Domestic team information
- 1954–1962: Berkshire
- 1951: Cambridge University

Career statistics
| Competition | First-class |
| Matches | 1 |
| Runs scored | 49 |
| Batting average | 49.00 |
| 100s/50s | –/– |
| Top score | 49 |
| Balls bowled | – |
| Wickets | – |
| Bowling average | – |
| 5 wickets in innings | – |
| 10 wickets in match | – |
| Best bowling | – |
| Catches/stumpings | –/– |
- Source: Cricinfo, 8 November 2013

= Anthony Hillary =

English cricketer

Anthony Aylmer Hillary (28 August 1926 - 20 June 1991), known as Tony Hillary, was an English cricketer. Hillary was a right-handed batsman who bowled right-arm off break.

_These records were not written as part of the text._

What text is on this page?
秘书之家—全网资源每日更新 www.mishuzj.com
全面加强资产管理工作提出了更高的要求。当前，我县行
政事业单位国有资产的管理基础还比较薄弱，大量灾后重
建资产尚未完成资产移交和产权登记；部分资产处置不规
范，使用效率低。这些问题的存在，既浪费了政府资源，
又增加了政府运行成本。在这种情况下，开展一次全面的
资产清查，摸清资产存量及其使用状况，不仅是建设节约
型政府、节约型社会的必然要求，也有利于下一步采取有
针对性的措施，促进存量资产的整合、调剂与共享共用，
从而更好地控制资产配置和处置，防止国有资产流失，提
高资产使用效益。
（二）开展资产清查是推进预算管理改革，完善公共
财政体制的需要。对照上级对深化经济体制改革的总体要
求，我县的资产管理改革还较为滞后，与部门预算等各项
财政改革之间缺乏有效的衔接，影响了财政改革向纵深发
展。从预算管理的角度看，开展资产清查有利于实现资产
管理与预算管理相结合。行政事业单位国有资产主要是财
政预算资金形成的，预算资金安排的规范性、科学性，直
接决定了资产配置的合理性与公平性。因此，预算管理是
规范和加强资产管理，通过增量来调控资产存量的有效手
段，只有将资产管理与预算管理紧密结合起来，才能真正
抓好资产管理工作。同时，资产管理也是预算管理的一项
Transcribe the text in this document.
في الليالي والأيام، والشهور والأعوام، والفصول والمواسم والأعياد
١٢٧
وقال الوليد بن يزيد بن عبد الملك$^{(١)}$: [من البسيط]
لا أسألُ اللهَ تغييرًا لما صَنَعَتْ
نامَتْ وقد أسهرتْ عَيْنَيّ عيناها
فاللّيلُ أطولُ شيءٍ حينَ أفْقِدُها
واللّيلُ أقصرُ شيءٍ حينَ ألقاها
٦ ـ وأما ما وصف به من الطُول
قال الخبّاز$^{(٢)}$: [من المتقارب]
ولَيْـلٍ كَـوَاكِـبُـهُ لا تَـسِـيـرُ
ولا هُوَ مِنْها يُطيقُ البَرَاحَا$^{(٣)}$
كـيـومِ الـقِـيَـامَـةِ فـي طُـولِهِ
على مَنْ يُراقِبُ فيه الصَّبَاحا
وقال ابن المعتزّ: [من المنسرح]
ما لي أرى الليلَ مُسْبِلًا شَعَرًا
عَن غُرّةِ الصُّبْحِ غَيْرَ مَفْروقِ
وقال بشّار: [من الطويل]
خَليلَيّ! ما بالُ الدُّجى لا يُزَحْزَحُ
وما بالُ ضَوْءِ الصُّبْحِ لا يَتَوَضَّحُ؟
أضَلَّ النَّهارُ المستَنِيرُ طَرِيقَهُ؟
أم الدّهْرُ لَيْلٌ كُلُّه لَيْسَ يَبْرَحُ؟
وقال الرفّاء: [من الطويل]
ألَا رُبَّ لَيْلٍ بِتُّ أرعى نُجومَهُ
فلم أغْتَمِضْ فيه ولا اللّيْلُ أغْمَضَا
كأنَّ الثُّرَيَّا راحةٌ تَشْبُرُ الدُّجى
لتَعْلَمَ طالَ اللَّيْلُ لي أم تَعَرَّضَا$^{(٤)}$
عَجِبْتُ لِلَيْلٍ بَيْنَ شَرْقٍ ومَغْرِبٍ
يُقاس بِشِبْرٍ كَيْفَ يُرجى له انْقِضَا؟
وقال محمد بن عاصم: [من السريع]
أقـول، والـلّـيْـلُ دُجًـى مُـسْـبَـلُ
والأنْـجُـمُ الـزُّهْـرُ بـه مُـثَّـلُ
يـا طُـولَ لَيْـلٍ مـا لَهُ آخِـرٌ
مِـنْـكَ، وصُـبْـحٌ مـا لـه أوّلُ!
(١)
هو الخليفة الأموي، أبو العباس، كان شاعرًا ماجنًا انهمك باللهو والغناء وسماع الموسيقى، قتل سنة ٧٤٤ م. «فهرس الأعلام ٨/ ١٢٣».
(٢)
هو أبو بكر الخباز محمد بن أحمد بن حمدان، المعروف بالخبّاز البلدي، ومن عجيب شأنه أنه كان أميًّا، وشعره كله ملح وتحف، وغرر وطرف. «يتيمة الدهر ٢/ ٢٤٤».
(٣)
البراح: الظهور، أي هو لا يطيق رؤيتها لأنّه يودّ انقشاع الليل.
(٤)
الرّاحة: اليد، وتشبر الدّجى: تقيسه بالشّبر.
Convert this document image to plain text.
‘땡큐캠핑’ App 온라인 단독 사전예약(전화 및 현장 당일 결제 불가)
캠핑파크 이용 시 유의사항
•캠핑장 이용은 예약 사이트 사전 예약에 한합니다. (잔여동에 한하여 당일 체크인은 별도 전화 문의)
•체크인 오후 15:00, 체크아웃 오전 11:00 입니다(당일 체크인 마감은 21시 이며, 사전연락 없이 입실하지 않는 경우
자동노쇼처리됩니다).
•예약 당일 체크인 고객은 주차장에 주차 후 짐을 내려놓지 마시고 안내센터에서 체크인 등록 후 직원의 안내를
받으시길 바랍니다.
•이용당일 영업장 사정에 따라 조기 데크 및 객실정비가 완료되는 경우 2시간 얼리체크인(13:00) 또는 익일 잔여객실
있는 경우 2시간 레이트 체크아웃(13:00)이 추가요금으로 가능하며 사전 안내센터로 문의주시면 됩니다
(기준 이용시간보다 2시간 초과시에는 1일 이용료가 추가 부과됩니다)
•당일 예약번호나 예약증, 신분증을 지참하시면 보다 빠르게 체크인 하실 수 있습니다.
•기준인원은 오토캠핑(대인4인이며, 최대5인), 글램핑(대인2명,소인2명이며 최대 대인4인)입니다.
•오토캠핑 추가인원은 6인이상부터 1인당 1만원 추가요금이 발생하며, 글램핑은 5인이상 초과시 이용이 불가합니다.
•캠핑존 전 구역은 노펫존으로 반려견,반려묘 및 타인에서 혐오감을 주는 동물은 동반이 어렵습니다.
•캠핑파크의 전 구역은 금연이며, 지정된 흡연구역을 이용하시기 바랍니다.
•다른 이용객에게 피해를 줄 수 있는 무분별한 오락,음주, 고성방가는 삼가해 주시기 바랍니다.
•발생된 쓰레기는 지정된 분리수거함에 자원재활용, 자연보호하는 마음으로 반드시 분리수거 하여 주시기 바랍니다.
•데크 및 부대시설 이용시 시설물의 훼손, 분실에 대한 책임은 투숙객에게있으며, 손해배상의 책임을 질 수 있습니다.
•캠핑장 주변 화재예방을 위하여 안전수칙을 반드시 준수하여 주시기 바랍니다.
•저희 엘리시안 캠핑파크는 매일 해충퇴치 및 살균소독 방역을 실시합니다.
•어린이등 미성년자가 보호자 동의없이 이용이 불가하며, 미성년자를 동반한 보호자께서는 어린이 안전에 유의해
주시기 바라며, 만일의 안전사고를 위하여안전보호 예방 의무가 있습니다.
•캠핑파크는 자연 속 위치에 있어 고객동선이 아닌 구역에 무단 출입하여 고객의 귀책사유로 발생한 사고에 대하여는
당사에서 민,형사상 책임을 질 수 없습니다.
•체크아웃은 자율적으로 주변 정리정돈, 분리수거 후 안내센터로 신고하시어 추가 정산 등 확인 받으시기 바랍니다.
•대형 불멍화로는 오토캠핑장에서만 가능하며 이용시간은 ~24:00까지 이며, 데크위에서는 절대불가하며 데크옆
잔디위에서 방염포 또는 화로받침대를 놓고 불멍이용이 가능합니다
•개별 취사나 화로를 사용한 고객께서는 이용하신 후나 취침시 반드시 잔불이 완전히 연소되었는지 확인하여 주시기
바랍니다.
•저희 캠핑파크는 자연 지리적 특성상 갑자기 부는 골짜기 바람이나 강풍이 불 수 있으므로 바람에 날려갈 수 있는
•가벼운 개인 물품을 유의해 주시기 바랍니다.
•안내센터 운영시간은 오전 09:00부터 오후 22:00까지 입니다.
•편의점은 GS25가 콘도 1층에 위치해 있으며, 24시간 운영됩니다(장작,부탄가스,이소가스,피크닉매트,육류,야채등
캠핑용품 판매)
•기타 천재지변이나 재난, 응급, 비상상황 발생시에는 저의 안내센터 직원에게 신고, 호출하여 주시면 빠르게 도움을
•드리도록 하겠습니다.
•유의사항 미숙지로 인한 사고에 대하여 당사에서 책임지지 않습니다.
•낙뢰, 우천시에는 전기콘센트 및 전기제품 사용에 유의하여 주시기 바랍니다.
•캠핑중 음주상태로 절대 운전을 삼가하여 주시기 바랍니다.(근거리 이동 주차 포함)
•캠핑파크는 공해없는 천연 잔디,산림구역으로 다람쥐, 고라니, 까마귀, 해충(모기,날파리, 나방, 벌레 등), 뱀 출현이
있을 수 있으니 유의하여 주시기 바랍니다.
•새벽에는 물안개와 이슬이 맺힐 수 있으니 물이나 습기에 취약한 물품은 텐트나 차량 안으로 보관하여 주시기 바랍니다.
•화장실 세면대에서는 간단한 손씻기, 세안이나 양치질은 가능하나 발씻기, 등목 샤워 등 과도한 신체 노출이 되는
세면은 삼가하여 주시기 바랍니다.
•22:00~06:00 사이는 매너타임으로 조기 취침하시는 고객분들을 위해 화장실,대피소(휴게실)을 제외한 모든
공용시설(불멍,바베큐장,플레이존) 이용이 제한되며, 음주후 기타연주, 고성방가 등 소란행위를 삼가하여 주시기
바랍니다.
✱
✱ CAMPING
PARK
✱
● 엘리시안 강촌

Born at Shenfield, Essex, Hillary studied at the University of Cambridge, while there he played a single first-class cricket match for the university cricket club against Sussex at Fenner's in 1951. In a match which ended as a draw, Hillary batted once, scoring 49 runs in Cambridge University's first-innings before being dismissed by James Langridge. He later played minor counties cricket for Berkshire, debuting in the 1954 Minor Counties Championship against Cornwall. He played minor counties cricket for Berkshire until 1962, making 67 appearances.

Outside of cricket, Hillary was a history teacher at Abingdon School from 1952 to 1988. He died at Truro, Cornwall on 20 June 1991.